Large scale, medium scale, small scale
Contrast with spatial scale. A map is classified as small or large scale or sometimes medium. Small scale refers to world maps or maps of large regions, such as continents or large nations. In other words, they show large areas of land in a small space. They are called small scale because the representative fraction is relatively small.
Large-scale maps show smaller areas in more detail, like county maps or city plans. These maps are called large-scale because the representative fraction is relatively large. For example, a city plan, which is a large-scale map, might be at a scale of 1:10,000, while a world map, which is a small-scale map, might be at a scale of 1: 100,000,000.

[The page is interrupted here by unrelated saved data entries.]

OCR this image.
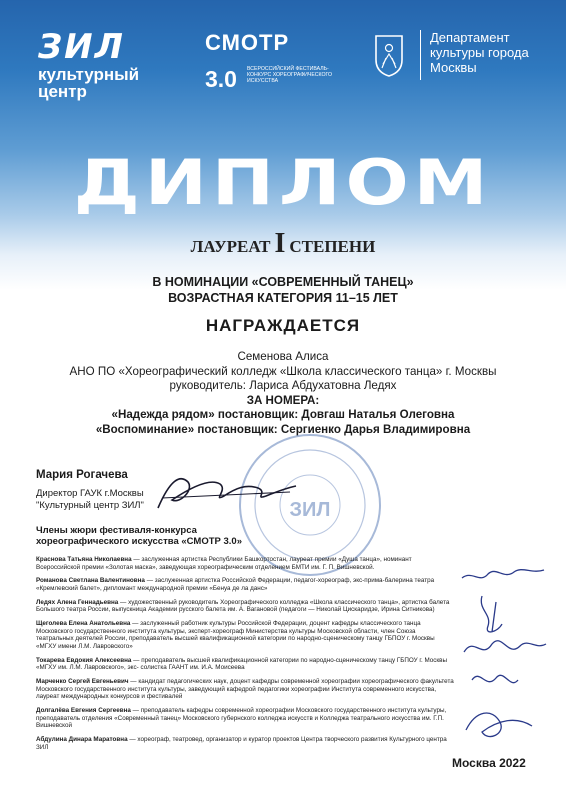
ЗИЛ
культурный центр
СМОТР
3.0 ВСЕРОССИЙСКИЙ ФЕСТИВАЛЬ-КОНКУРС ХОРЕОГРАФИЧЕСКОГО ИСКУССТВА
Департамент культуры города Москвы
ДИПЛОМ
ЛАУРЕАТ I СТЕПЕНИ
В НОМИНАЦИИ «СОВРЕМЕННЫЙ ТАНЕЦ»
ВОЗРАСТНАЯ КАТЕГОРИЯ 11–15 ЛЕТ
НАГРАЖДАЕТСЯ
Семенова Алиса
АНО ПО «Хореографический колледж «Школа классического танца» г. Москвы
руководитель: Лариса Абдухатовна Ледях
ЗА НОМЕРА:
«Надежда рядом» постановщик: Довгаш Наталья Олеговна
«Воспоминание» постановщик: Сергиенко Дарья Владимировна
ЗИЛ
Мария Рогачева
Директор ГАУК г.Москвы "Культурный центр ЗИЛ"
Члены жюри фестиваля-конкурса хореографического искусства «СМОТР 3.0»
Краснова Татьяна Николаевна — заслуженная артистка Республики Башкортостан, лауреат премии «Душа танца», номинант Всероссийской премии «Золотая маска», заведующая хореографическим отделением БМТИ им. Г. П. Вишневской.
Романова Светлана Валентиновна — заслуженная артистка Российской Федерации, педагог-хореограф, экс-прима-балерина театра «Кремлевский балет», дипломант международной премии «Бенуа де ла данс»
Ледях Алена Геннадьевна — художественный руководитель Хореографического колледжа «Школа классического танца», артистка балета Большого театра России, выпускница Академии русского балета им. А. Вагановой (педагоги — Николай Цискаридзе, Ирина Ситникова)
Щеголева Елена Анатольевна — заслуженный работник культуры Российской Федерации, доцент кафедры классического танца Московского государственного института культуры, эксперт-хореограф Министерства культуры Московской области, член Союза театральных деятелей России, преподаватель высшей квалификационной категории по народно-сценическому танцу ГБПОУ г. Москвы «МГХУ имени Л.М. Лавровского»
Токарева Евдокия Алексеевна — преподаватель высшей квалификационной категории по народно-сценическому танцу ГБПОУ г. Москвы «МГХУ им. Л.М. Лавровского», экс- солистка ГААНТ им. И.А. Моисеева
Марченко Сергей Евгеньевич — кандидат педагогических наук, доцент кафедры современной хореографии хореографического факультета Московского государственного института культуры, заведующий кафедрой педагогики хореографии Института современного искусства, лауреат международных конкурсов и фестивалей
Долгалёва Евгения Сергеевна — преподаватель кафедры современной хореографии Московского государственного института культуры, преподаватель отделения «Современный танец» Московского губернского колледжа искусств и Колледжа театрального искусства им. Г.П. Вишневской
Абдулина Динара Маратовна — хореограф, театровед, организатор и куратор проектов Центра творческого развития Культурного центра ЗИЛ
Москва 2022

The following table describes typical ranges for these scales, but should not be considered authoritative because there is no standard:
| Classification | Rank | Examples |
|---|---|---|
| Large scale | 1:0 – 1:600,000 | 1:0,00001 map of a virus; 1:5000 pedestrian map of a town |
| Medium scale | 1:600,000 – 1:2,000.000 | Country map |
| Small scale | 1:2,000.000 - 1: | 1:500,000 for the world map; 1:1021 for the map of the galaxy |
Sometimes the terms are used in the absolute sense of the table, but at other times they are used in a relative sense. For example, a map reader whose work concentrates exclusively on large-scale maps (as indicated in the table above) might refer to a 1:500,000 scale map as small-scale.